The combination of selumetinib with dacarbazine did not offer improved survival outcomes over placebo/dacarbazine in patients with metastatic uveal melanoma.
The combination of the MEK inhibitor selumetinib with dacarbazine did not offer improved survival outcomes over placebo plus dacarbazine in patients with metastatic uveal melanoma, according to a phase III trial.
“Uveal melanoma is biologically distinct from cutaneous melanoma and accounts for approximately 3% to 5% of all melanomas in the United States,” wrote study authors led by Richard D. Carvajal, MD, of Columbia University Medical Center in New York. “There are currently no approved or effective systemic therapies specifically for these patients.”
Preclinical and early clinical data have suggested that the MEK1/2 inhibitor selumetinib may offer benefit in metastatic uveal melanoma patients. The new phase III SUMIT trial was a randomized, international, double-blind, placebo-controlled trial that included 129 patients with metastatic uveal melanoma who had received no prior systemic therapy. They were randomized to receive either selumetinib plus dacarbazine (97 patients) or placebo plus dacarbazine (32 patients). Results were published in the Journal of Clinical Oncology.
The study’s primary endpoint of progression-free survival (PFS) was not met. Eighty-two patients (85%) experienced a PFS event in the selumetinib group, compared with 24 (75%) in the placebo group; the hazard ratio (HR) for PFS was 0.78 (95% CI, 0.48–1.27; P = .32). The median PFS was 2.8 months with selumetinib, and 1.8 months with placebo. The 3-month PFS rate was 38% with selumetinib, compared with 26% with placebo; at 6 months, these rates were 10% and 18%, respectively.

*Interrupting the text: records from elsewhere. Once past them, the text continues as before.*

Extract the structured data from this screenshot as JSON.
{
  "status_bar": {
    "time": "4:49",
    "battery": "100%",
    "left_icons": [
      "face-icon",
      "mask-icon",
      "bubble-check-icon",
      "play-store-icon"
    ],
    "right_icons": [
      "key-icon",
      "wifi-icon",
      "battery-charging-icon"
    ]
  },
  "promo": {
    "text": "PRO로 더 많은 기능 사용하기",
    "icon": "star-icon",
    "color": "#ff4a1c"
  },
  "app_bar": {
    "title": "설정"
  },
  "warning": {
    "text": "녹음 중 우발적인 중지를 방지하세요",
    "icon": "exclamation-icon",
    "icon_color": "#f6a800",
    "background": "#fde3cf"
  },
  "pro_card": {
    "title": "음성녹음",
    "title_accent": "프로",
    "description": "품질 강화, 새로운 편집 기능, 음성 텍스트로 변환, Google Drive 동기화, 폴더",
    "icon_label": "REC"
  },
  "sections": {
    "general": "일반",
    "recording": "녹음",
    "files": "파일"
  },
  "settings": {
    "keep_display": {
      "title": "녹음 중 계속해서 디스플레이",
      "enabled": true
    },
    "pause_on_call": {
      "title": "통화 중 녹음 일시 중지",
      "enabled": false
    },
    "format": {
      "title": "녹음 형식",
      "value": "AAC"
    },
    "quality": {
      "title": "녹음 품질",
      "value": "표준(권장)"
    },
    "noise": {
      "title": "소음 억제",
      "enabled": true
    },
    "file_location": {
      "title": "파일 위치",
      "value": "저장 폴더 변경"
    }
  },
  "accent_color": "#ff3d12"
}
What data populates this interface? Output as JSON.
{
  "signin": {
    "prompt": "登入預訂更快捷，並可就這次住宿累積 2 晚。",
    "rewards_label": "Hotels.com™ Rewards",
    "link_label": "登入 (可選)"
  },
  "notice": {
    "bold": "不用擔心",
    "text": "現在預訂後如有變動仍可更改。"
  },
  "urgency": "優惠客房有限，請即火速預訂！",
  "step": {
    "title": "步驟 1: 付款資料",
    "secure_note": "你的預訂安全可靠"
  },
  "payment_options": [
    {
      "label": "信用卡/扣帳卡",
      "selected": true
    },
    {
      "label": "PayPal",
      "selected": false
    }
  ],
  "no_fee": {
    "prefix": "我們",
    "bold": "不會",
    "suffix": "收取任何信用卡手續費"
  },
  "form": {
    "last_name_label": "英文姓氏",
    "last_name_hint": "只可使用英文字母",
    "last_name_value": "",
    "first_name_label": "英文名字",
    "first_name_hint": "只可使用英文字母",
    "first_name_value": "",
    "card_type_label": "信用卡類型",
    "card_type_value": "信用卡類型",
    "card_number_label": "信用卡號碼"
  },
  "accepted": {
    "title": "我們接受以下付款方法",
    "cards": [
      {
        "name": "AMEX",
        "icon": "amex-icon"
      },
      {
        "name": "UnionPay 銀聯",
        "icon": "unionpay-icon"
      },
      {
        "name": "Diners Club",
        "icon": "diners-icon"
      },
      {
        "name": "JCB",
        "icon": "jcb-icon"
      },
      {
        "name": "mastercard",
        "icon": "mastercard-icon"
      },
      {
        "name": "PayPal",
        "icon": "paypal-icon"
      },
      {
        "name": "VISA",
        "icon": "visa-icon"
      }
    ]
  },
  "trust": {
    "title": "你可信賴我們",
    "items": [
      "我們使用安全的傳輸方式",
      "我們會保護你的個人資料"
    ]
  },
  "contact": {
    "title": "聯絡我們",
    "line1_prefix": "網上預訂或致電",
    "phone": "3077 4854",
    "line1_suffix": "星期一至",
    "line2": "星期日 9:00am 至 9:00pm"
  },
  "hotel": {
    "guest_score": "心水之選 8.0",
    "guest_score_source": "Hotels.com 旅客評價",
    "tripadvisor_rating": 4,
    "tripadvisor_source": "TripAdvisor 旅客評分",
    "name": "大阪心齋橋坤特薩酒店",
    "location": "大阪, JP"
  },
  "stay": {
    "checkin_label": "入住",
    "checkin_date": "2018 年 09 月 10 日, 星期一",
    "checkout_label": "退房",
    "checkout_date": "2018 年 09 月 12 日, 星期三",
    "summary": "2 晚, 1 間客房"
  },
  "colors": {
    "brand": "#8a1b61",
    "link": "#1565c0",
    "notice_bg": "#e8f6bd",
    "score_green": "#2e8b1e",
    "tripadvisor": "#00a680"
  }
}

A preliminary overall survival analysis also showed no difference, with an HR of 0.75 (95% CI, 0.39–1.46; P = .40). There were three responses in the selumetinib group (3%), and none in the placebo group (P = .36).
All patients in the study reported at least one adverse event. Grade 3 or higher adverse events occurred in 63% of selumetinib patients and in 53% of placebo patients; 21% of selumetinib patients and 6% of placebo patients had a serious adverse event, and 18% and 6%, respectively, had an event leading to hospitalization. The authors noted that in spite of the relatively high adverse event rate, most patients could be treated with single-dose interruptions or reductions. The primary reason for drug discontinuation was disease progression.
“It remains a possibility that dacarbazine limits the efficacy of MEK inhibitors in this disease, and the exploration of selumetinib as monotherapy or in alternative combinations, other than with alkylating agents, remains of interest,” the authors wrote. “Given the lack of effective treatment options for patients with advanced uveal melanoma, rapid development and testing of novel therapeutic strategies are critical.”